Dia melihat ke tangga, cara favoritnya untuk naik ke atas, tapi tiba-tiba terasa tak berujung. Jadi Emily naik lift, dan langsung menyesalinya. Dia terjebak di kotak kecil dengan terlalu banyak orang yang semua berbicara terlalu keras di ponsel mereka, dan terlalu dekat untuk kenyamanannya.

Sangat sibuk dengan bertahan dari cobaan itu, dia tidak menyadari saat pintu terbuka dan semua orang keluar. Dia akhirnya naik lift itu ke bawah dan kemudian naik kembali. Siksaan untuk kedua kalinya bahkan lebih buruk, tapi setidaknya dia berhasil keluar.

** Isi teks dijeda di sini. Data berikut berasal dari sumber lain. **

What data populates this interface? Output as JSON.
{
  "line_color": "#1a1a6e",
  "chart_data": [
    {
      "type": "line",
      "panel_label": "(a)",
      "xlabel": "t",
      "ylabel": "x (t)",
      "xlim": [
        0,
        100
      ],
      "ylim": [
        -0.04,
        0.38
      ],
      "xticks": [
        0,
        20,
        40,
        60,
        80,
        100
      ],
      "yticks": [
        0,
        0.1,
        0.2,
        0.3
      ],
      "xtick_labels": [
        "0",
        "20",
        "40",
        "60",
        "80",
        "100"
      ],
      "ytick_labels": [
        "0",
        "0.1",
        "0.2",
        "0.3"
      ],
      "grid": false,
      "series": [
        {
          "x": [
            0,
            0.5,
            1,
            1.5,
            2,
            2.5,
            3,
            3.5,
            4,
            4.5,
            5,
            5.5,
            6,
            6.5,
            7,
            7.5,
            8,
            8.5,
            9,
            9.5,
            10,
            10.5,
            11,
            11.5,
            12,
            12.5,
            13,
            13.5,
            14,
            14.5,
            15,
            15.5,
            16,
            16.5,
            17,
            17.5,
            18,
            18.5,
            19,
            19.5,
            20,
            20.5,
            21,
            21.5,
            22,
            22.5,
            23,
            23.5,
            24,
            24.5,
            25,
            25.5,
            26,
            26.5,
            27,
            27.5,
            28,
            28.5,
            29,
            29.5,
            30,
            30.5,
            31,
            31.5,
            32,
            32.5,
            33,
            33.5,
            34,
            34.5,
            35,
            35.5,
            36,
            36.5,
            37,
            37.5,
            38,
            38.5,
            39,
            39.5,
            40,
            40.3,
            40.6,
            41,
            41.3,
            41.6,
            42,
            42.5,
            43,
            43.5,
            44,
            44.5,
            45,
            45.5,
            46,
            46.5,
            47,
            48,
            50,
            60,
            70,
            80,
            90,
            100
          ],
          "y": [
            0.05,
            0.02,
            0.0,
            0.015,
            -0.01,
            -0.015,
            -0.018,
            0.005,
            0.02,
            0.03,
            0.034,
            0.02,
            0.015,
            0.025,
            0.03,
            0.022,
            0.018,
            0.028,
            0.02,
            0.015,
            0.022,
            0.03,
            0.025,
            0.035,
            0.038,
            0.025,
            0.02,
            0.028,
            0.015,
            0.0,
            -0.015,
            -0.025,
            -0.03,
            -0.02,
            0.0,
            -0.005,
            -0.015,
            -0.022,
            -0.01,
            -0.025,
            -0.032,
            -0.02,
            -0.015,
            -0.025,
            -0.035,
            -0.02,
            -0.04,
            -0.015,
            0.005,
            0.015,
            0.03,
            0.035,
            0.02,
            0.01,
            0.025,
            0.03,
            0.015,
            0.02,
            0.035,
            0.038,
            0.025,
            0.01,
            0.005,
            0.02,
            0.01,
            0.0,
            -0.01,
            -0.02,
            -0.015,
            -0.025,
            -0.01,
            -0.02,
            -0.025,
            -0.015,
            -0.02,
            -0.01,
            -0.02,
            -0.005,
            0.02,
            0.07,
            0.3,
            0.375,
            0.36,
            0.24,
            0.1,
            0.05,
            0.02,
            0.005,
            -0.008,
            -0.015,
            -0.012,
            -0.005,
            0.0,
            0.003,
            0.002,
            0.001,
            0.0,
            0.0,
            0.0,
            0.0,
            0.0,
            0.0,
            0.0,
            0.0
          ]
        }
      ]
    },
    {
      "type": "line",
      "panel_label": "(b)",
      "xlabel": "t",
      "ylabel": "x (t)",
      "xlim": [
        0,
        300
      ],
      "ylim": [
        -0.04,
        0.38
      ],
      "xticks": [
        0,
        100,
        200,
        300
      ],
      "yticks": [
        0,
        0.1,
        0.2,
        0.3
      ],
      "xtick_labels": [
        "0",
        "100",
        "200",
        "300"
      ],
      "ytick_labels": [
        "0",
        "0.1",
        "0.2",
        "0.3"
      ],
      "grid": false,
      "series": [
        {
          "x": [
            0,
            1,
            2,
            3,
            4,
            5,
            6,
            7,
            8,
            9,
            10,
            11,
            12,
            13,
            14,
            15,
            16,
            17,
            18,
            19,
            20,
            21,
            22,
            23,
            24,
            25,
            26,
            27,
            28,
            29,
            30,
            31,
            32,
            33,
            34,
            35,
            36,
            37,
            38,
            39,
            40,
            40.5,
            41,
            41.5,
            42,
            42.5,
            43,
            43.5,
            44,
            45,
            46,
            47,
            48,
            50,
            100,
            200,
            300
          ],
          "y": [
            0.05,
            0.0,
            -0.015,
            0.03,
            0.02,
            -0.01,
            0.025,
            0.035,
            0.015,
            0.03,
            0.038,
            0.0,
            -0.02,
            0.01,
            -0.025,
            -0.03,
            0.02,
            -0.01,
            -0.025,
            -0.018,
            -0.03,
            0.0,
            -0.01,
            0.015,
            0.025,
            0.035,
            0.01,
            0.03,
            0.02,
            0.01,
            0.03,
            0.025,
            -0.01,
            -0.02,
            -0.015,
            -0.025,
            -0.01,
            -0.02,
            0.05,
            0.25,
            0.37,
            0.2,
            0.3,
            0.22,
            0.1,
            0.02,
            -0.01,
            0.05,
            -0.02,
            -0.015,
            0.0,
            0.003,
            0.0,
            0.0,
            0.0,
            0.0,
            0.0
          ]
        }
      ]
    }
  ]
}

Lukas ada di lift kedua, dan ketika dia memberinya senyum ceria yang palsu, yang bisa dia lakukan hanyalah berkedip, terlalu lelah untuk menghasilkan respons yang tepat. Alisnya berkerut dalam kebingungan ketika pintu terbuka, dan Emily pergi sebelum dia bisa memikirkan apapun yang sedang dipikirkannya.

Setelah di mejanya, hal-hal sederhana sehari-hari terasa seperti tugas Herculean. Dia memerlukan tiga puluh menit untuk mengetik memo, dan lebih lama lagi untuk mengirimnya. Namun dia lambat dan mantap, pekerjaannya selesai dengan benar, meski tidak secepat biasanya. Satu anugerah lagi adalah keheningan dari kantor bos. Dia tidak meminta untuk bertemu dengannya, atau mengiriminya tugas apa pun. Jadi dia menghabiskan sebagian besar hari duduk, bekerja di dunia yang tampaknya telah kehilangan semua kilauannya.

Saat tiba waktunya untuk pulang, dia mengambil tasnya dan menuju lift. Tidak melihat Derek sampai keduanya bertabrakan. Dia jatuh pada otot yang kokoh, dan jika dia tidak menangkapnya, dia yakin akan terlempar kembali.

"Apakah kamu baik-baik saja?" dia bertanya dan dia mengangguk, tapi dia tidak bergerak, dan dia juga tidak membiarkannya pergi.

Keduanya hanya berdiri di sana, saling menatap menunggu. Ketika mereka akhirnya melepaskan diri, itu lambat dan disengaja, keduanya menyesuaikan langkah perlahan satu sama lain.

Rasanya hampir seolah-olah keduanya berada di kapal yang sama, bergerak lambat sementara dunia lain bergerak dengan kecepatan supersonik.

"Sampai bertemu besok, Emily," gumamnya, dan momen itu hancur.

"Sampai bertemu besok, Derek," Jawabnya, dan mereka naik lift turun bersama-sama. Menatap ke dunia luar dalam diam.